Many Anglican churchmen, after the Whig triumph of the Reform Act 1832, believed that the Whigs were preparing to invade the rights and alter the constitution of the Church. In 1833 the Whigs passed the Church Temporalities Act 1833 (3 & 4 Will. 4. c. 37). This reorganised the Church of Ireland and reduced its bishoprics from 22 to 12. This seemed to justify Anglican fears that the government was prepared to act against church opinion.

==Content==
The text of the sermon was 1 Samuel 12:23: "As for me, God forbid that I should sin against the Lord in ceasing to pray for you: but I will teach you the good and the right way".

Keble began by discussing the nature of sin and God's punishment. He observed that it was possible for a traditionally Christian nation, seeing the successes of more secular countries, to turn away from Christianity. This movement, he argued, was always traceable to a "decay or want of faith" that takes hold of those, like the Israelites of the prophet Samuel's time, who see that established institutions and religious principle have not brought worldly success. Modern people, too, wanted to indulge their "intrusive passions", and would easily find "precedent and permission" to do so.
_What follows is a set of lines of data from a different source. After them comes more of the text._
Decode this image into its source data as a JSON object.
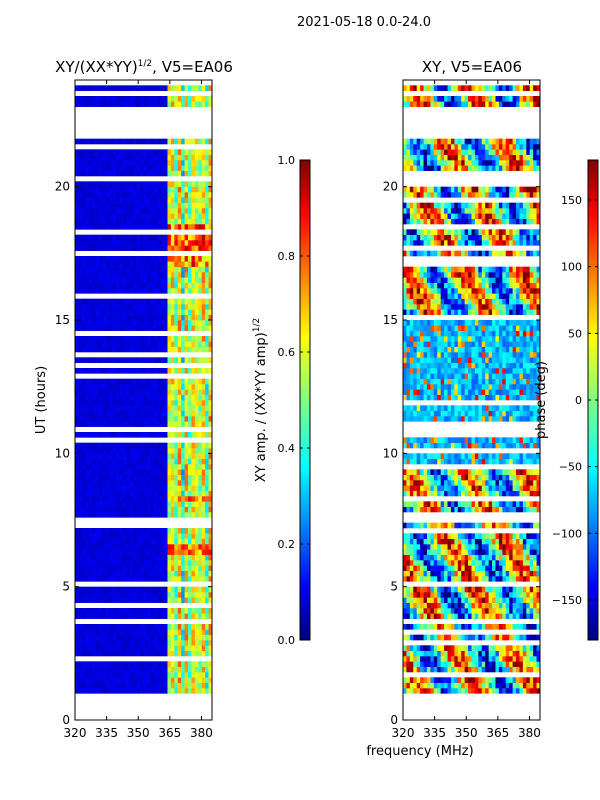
{
  "figure_title": "2021-05-18 0.0-24.0",
  "shared_xlabel": "frequency (MHz)",
  "chart_data": [
    {
      "type": "heatmap",
      "title_text": "XY/(XX*YY)",
      "title_exp": "1/2",
      "title_suffix": ", V5=EA06",
      "xlabel": "",
      "ylabel": "UT (hours)",
      "xlim": [
        320,
        385
      ],
      "ylim": [
        0,
        24
      ],
      "xticks": [
        320,
        335,
        350,
        365,
        380
      ],
      "yticks": [
        0,
        5,
        10,
        15,
        20
      ],
      "data_extent_hours": [
        1.0,
        24.0
      ],
      "missing_hours": [
        [
          21.8,
          23.0
        ],
        [
          23.45,
          23.7
        ]
      ],
      "colorbar": {
        "label_text": "XY amp. / (XX*YY amp)",
        "label_exp": "1/2",
        "range": [
          0.0,
          1.0
        ],
        "ticks": [
          0.0,
          0.2,
          0.4,
          0.6,
          0.8,
          1.0
        ],
        "tick_labels": [
          "0.0",
          "0.2",
          "0.4",
          "0.6",
          "0.8",
          "1.0"
        ]
      }
    },
    {
      "type": "heatmap",
      "title_text": "XY, V5=EA06",
      "xlabel": "frequency (MHz)",
      "ylabel": "",
      "xlim": [
        320,
        385
      ],
      "ylim": [
        0,
        24
      ],
      "xticks": [
        320,
        335,
        350,
        365,
        380
      ],
      "yticks": [
        0,
        5,
        10,
        15,
        20
      ],
      "data_extent_hours": [
        1.0,
        24.0
      ],
      "missing_hours": [
        [
          21.8,
          23.0
        ],
        [
          23.45,
          23.7
        ]
      ],
      "colorbar": {
        "label_text": "phase (deg)",
        "range": [
          -180,
          180
        ],
        "ticks": [
          -150,
          -100,
          -50,
          0,
          50,
          100,
          150
        ],
        "tick_labels": [
          "−150",
          "−100",
          "−50",
          "0",
          "50",
          "100",
          "150"
        ]
      }
    }
  ],
  "colors": {
    "jet": [
      "#00007f",
      "#0000ff",
      "#007fff",
      "#00ffff",
      "#7fff7f",
      "#ffff00",
      "#ff7f00",
      "#ff0000",
      "#7f0000"
    ]
  }
}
Religious indifferentism was an example of this tendency in modern times, embodied not just in "public measures" of toleration but in a general "spirit which leads men to exult in every step of that kind". But these were the "omens and tokens of an Apostate Mind in a nation".
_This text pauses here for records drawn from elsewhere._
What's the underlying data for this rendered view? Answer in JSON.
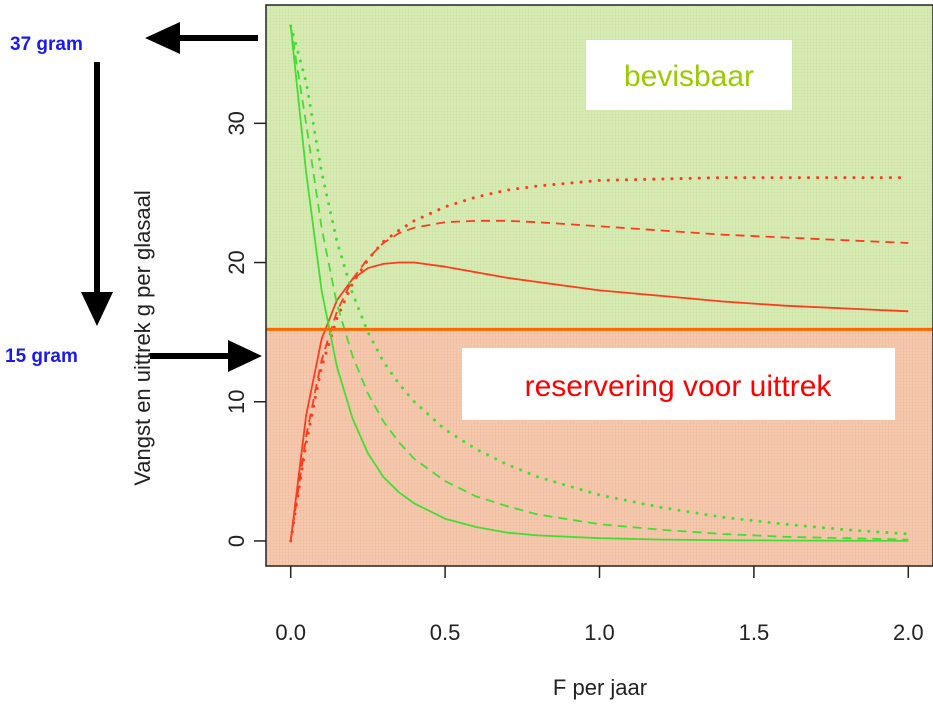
{
  "chart_data": {
    "type": "line",
    "title": "",
    "xlabel": "F  per jaar",
    "ylabel": "Vangst en uittrek  g per glasaal",
    "xlim": [
      -0.08,
      2.08
    ],
    "ylim": [
      -1.8,
      38.5
    ],
    "x_ticks": [
      "0.0",
      "0.5",
      "1.0",
      "1.5",
      "2.0"
    ],
    "y_ticks": [
      "0",
      "10",
      "20",
      "30"
    ],
    "threshold": {
      "y": 15.2,
      "color": "#ff6600"
    },
    "regions": [
      {
        "label": "bevisbaar",
        "color": "#d8ebb5",
        "label_color": "#99cc00",
        "y_from": 15.2,
        "y_to": 38.5
      },
      {
        "label": "reservering voor uittrek",
        "color": "#f5c9ae",
        "label_color": "#ff0000",
        "y_from": -1.8,
        "y_to": 15.2
      }
    ],
    "annotations": [
      {
        "text": "37 gram",
        "value": 37
      },
      {
        "text": "15 gram",
        "value": 15
      }
    ],
    "x": [
      0.0,
      0.05,
      0.1,
      0.15,
      0.2,
      0.25,
      0.3,
      0.35,
      0.4,
      0.5,
      0.6,
      0.7,
      0.8,
      1.0,
      1.2,
      1.4,
      1.6,
      1.8,
      2.0
    ],
    "series": [
      {
        "style": "solid",
        "color": "#ff3b1f",
        "values": [
          0,
          9.0,
          14.5,
          17.3,
          18.8,
          19.6,
          19.9,
          20.0,
          20.0,
          19.7,
          19.3,
          18.9,
          18.6,
          18.0,
          17.6,
          17.2,
          16.9,
          16.7,
          16.5
        ]
      },
      {
        "style": "dashed",
        "color": "#ff3b1f",
        "values": [
          0,
          7.5,
          13.0,
          16.5,
          18.8,
          20.3,
          21.4,
          22.1,
          22.5,
          22.9,
          23.0,
          23.0,
          22.9,
          22.6,
          22.3,
          22.0,
          21.8,
          21.6,
          21.4
        ]
      },
      {
        "style": "dotted",
        "color": "#ff3b1f",
        "values": [
          0,
          7.0,
          12.5,
          16.0,
          18.5,
          20.2,
          21.5,
          22.3,
          23.0,
          24.0,
          24.7,
          25.2,
          25.5,
          25.9,
          26.0,
          26.1,
          26.1,
          26.1,
          26.1
        ]
      },
      {
        "style": "solid",
        "color": "#44dd33",
        "values": [
          37.0,
          26.5,
          18.0,
          12.5,
          8.8,
          6.3,
          4.6,
          3.5,
          2.7,
          1.6,
          1.0,
          0.6,
          0.4,
          0.2,
          0.1,
          0.05,
          0.03,
          0.02,
          0.01
        ]
      },
      {
        "style": "dashed",
        "color": "#44dd33",
        "values": [
          37.0,
          30.0,
          22.5,
          17.0,
          13.3,
          10.6,
          8.6,
          7.1,
          5.9,
          4.3,
          3.2,
          2.5,
          1.9,
          1.2,
          0.8,
          0.5,
          0.3,
          0.2,
          0.1
        ]
      },
      {
        "style": "dotted",
        "color": "#44dd33",
        "values": [
          37.0,
          33.0,
          26.5,
          21.5,
          17.8,
          15.0,
          12.9,
          11.3,
          10.0,
          8.0,
          6.6,
          5.5,
          4.6,
          3.3,
          2.4,
          1.7,
          1.2,
          0.8,
          0.5
        ]
      }
    ]
  }
}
He pointed to a broader tendency to reject the claims of Christian religion on public policy, renouncing any "checks from Christian principles attempted to be enforced on ... public conduct". Furthermore, there had been "observable a growing disinclination, on the part of those bound by voluntary oaths, to whatever reminds them of their obligation". This, Keble said, amounted to "profane dislike of God's awful Presence; a general tendency, as a people, to leave Him out of all their thoughts". Turning to the words of Jesus in Luke 10:16—"He that heareth you, heareth Me; and he that despiseth you, despiseth Me"—Keble saw this attitude of "disrespect to the Successors of the Apostles" as an "unquestionable symptom of enmity" to God. He warned political leaders not to sacrifice religious principle to political expediency, citing the cautionary example of Saul.

Keble concluded by offering practical advice to his listeners. If England should apostasise, he said, the children of the church must act like Samuel towards the Israelites, praying for the country and calmly remonstrating. He warned against rebellion: "Submission and order are still duties. They were so in the days of pagan persecution; and the more of loyal and affectionate feeling we endeavour to mingle with our obedience, the better." Instead, Keble called on his listeners to show forth their Christian principles through "piety, purity, charity, justice". He ended his sermon by exhorting his congregation to show courage in the face of "anti-Christian powers", and to dedicate themselves to the cause of the apostolic church.

==Historical evaluation==

The following Sunday, July 14th, Mr. Keble preached the Assize Sermon in the University Pulpit. It was published under the title of 'National Apostasy'. I have ever considered and kept the day, as the start of the religious movement of 1833.
— John Henry Newman, Apologia Pro Vita Sua

Historians are divided in their assessment of the sermon's importance. Some, such as R. W. Church in his classic study of the Oxford Movement, have followed Newman in regarding it as the beginning of the Oxford Movement. Others, including F. L. Cross and Owen Chadwick, have disputed its significance. While maintaining that the sermon was important to Newman personally, Chadwick notes that the copy of the sermon delivered to the Tractarian leader E. B. Pusey was still uncut—that is, unopened—at the time of Pusey's death almost fifty years later. Kirstie Blair, discussing the history of English sermon-writing at the time, describes the sermon as better known for Newman's characterisation of it than for its own merits.